Having telescopes on Earth that allowed people to look at the relatively distant heavens was one of the most transforming (and controversial) developments in human history. Establishing that the Earth is not at the center of the solar system, let alone the whole universe, was an affront to the Church that nearly cost Galileo his life in the 1600s.

The ability to put Earth telescopes in space, such as the famed Hubble telescope, could also be described fairly as transformative, at least within the worlds of astronomy and astrophysics. Clearly, though, not all telescopes can be dispatched to space and operated remotely. There are advantages of space telescopes and there are advantages of Earth-based telescopes; which you use depends on your means, your goals and your general interests.

In addition to demonstrating conclusively that the Earth and the other planets revolve around the sun, and that the solar system in turn spins around the center of the Milky Way galaxy, ground-based telescopes have bolstered human knowledge about distant objects as the telescopes have become more powerful.

In addition to providing an ever-larger range and pool of space objects to catalog and classify, telescopes have both indirectly and directly helped scientists understand more about "invisible" concepts, such as gravity, the speed of light and the basic laws of physics that govern everything known to exist.

Scientists and amateur astronomers have had time to work out the pros and cons of ground-based telescopes for several centuries now. The man advantages of today's Earth-based telescopes are fairly obvious – bigger and better lenses and means of manufacturing them, for example – but the ways in which Earth-based telescopes are still superior to their "overhead" counterparts cannot be ignored, either.

One plain example of an advantage of a telescope that is based on the Earth is the same advantage carried by all systems without remote components: If the telescope needs to be repaired or otherwise services, it can be done by human beings on the ground under normal conditions of gravity and oxygen.

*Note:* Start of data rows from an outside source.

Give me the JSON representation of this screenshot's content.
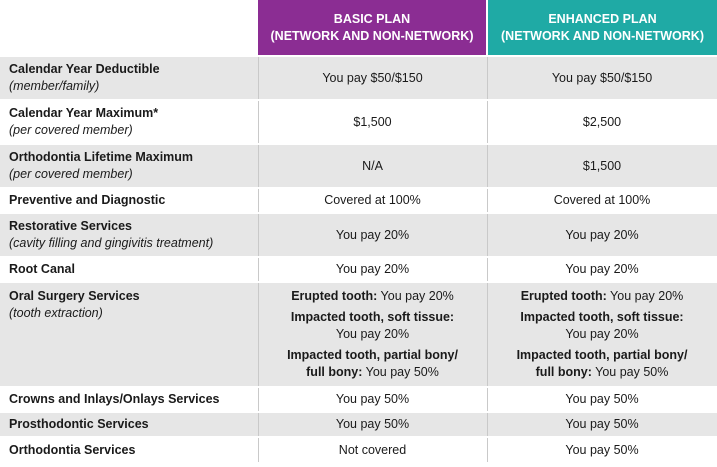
{
  "header": {
    "basic_line1": "BASIC PLAN",
    "basic_line2": "(NETWORK AND NON-NETWORK)",
    "enhanced_line1": "ENHANCED PLAN",
    "enhanced_line2": "(NETWORK AND NON-NETWORK)"
  },
  "rows": [
    {
      "title": "Calendar Year Deductible",
      "subtitle": "(member/family)",
      "basic": "You pay $50/$150",
      "enhanced": "You pay $50/$150"
    },
    {
      "title": "Calendar Year Maximum*",
      "subtitle": "(per covered member)",
      "basic": "$1,500",
      "enhanced": "$2,500"
    },
    {
      "title": "Orthodontia Lifetime Maximum",
      "subtitle": "(per covered member)",
      "basic": "N/A",
      "enhanced": "$1,500"
    },
    {
      "title": "Preventive and Diagnostic",
      "basic": "Covered at 100%",
      "enhanced": "Covered at 100%"
    },
    {
      "title": "Restorative Services",
      "subtitle": "(cavity filling and gingivitis treatment)",
      "basic": "You pay 20%",
      "enhanced": "You pay 20%"
    },
    {
      "title": "Root Canal",
      "basic": "You pay 20%",
      "enhanced": "You pay 20%"
    },
    {
      "title": "Oral Surgery Services",
      "subtitle": "(tooth extraction)",
      "basic": {
        "erupted_label": "Erupted tooth:",
        "erupted_value": " You pay 20%",
        "impacted_soft_label": "Impacted tooth, soft tissue:",
        "impacted_soft_value": "You pay 20%",
        "impacted_bony_label1": "Impacted tooth, partial bony/",
        "impacted_bony_label2": "full bony:",
        "impacted_bony_value": " You pay 50%"
      },
      "enhanced": {
        "erupted_label": "Erupted tooth:",
        "erupted_value": " You pay 20%",
        "impacted_soft_label": "Impacted tooth, soft tissue:",
        "impacted_soft_value": "You pay 20%",
        "impacted_bony_label1": "Impacted tooth, partial bony/",
        "impacted_bony_label2": "full bony:",
        "impacted_bony_value": " You pay 50%"
      }
    },
    {
      "title": "Crowns and Inlays/Onlays Services",
      "basic": "You pay 50%",
      "enhanced": "You pay 50%"
    },
    {
      "title": "Prosthodontic Services",
      "basic": "You pay 50%",
      "enhanced": "You pay 50%"
    },
    {
      "title": "Orthodontia Services",
      "basic": "Not covered",
      "enhanced": "You pay 50%"
    }
  ]
}
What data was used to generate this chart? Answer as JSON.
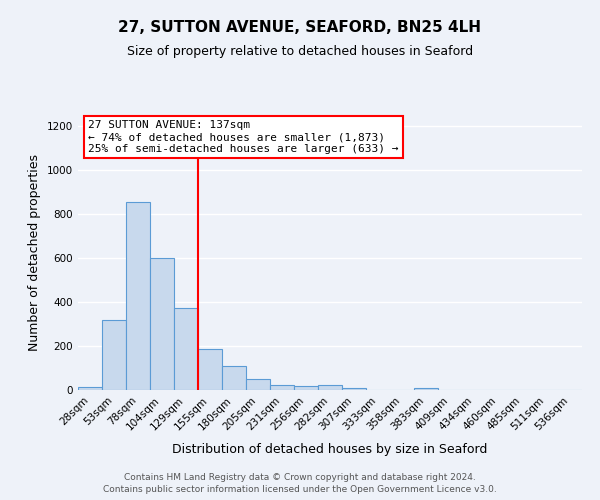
{
  "title": "27, SUTTON AVENUE, SEAFORD, BN25 4LH",
  "subtitle": "Size of property relative to detached houses in Seaford",
  "xlabel": "Distribution of detached houses by size in Seaford",
  "ylabel": "Number of detached properties",
  "footnote1": "Contains HM Land Registry data © Crown copyright and database right 2024.",
  "footnote2": "Contains public sector information licensed under the Open Government Licence v3.0.",
  "bin_labels": [
    "28sqm",
    "53sqm",
    "78sqm",
    "104sqm",
    "129sqm",
    "155sqm",
    "180sqm",
    "205sqm",
    "231sqm",
    "256sqm",
    "282sqm",
    "307sqm",
    "333sqm",
    "358sqm",
    "383sqm",
    "409sqm",
    "434sqm",
    "460sqm",
    "485sqm",
    "511sqm",
    "536sqm"
  ],
  "bar_heights": [
    12,
    320,
    855,
    600,
    375,
    185,
    107,
    48,
    25,
    18,
    22,
    10,
    0,
    0,
    10,
    0,
    0,
    0,
    0,
    0,
    0
  ],
  "bar_color": "#c8d9ed",
  "bar_edgecolor": "#5b9bd5",
  "reference_line_x": 4.5,
  "reference_line_color": "red",
  "annotation_title": "27 SUTTON AVENUE: 137sqm",
  "annotation_line1": "← 74% of detached houses are smaller (1,873)",
  "annotation_line2": "25% of semi-detached houses are larger (633) →",
  "ylim": [
    0,
    1250
  ],
  "background_color": "#eef2f9",
  "grid_color": "white",
  "title_fontsize": 11,
  "subtitle_fontsize": 9,
  "ylabel_fontsize": 9,
  "xlabel_fontsize": 9,
  "tick_fontsize": 7.5,
  "annotation_fontsize": 8,
  "footnote_fontsize": 6.5
}
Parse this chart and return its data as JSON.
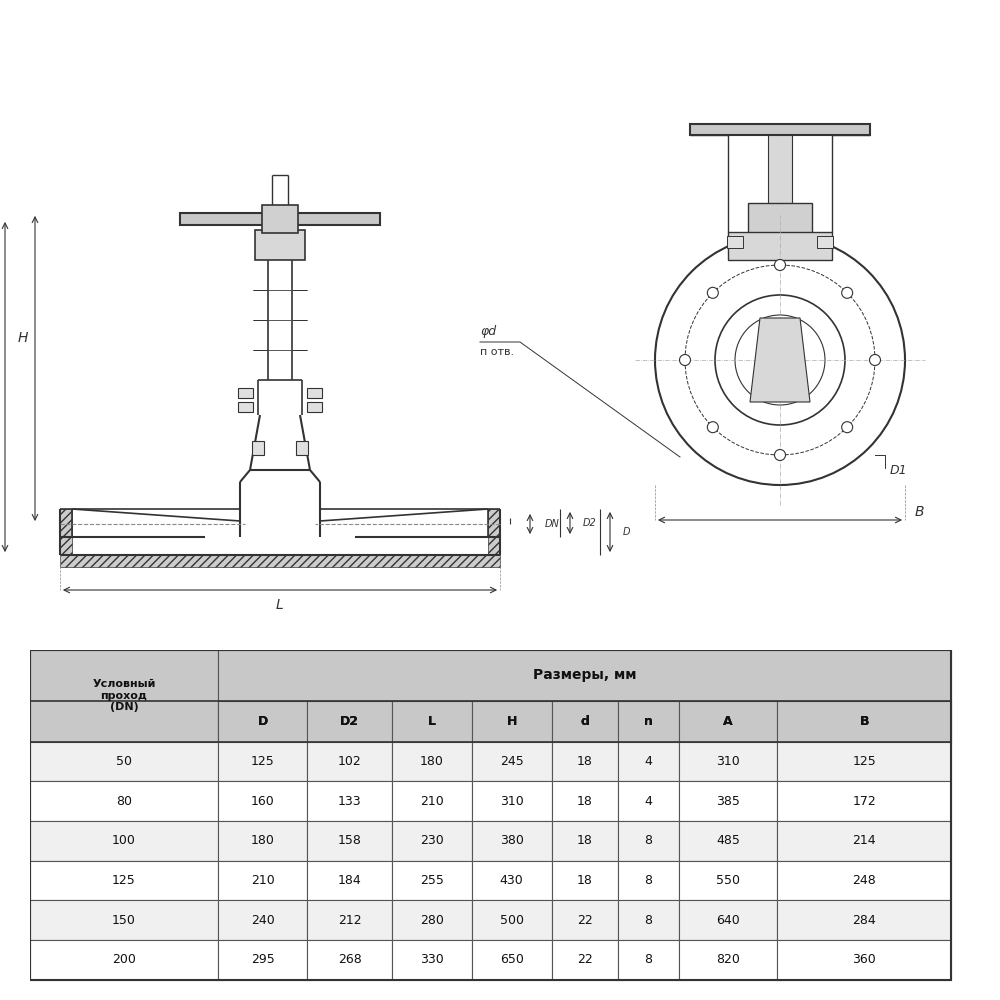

Most other advantages of Earth telescopes also revolve around the notion of convenience (or avoiding extreme inconvenience). Scientists note that Earth telescopes are not at risk of being damaged by flying space debris, for obvious reasons.

The Large Binocular Telescope (LBT) at the University of Arizona in the southwestern U.S. is an example of a "terrestrial" telescope with advantages that have allowed it to be a part of major discoveries. Online since 2002 after being made in Italy, the telescope was the first on the ground to capture images of a distant planet in the process of being formed, just as Earth was formed some 4.5 to 5 billion years ago.

For optical telescopes such as the ones being discussed, the only real advantage of putting a telescope in space is that it can do its job much better there. This is not because such telescopes are materially closer to their objects of inquiry, but rather because the Earth's atmosphere can distort images so badly. This is why such telescopes are often built at very high altitudes if possible, such as the Mauna Loa Observatory in Hawaii.

• Telescopes that capture infra-red rays, x-rays and gamma rays, which cannot be seen but are very important in physics, have to be in space because the atmosphere occludes them completely. 

The Hubble Telescope was a worldwide phenomenon even before it was launched into space, so anticipated was its ability to capture dazzling imagery from miles above Earth, where its optical apparatus would be unencumbered by the distorting effects of the Earth's atmosphere.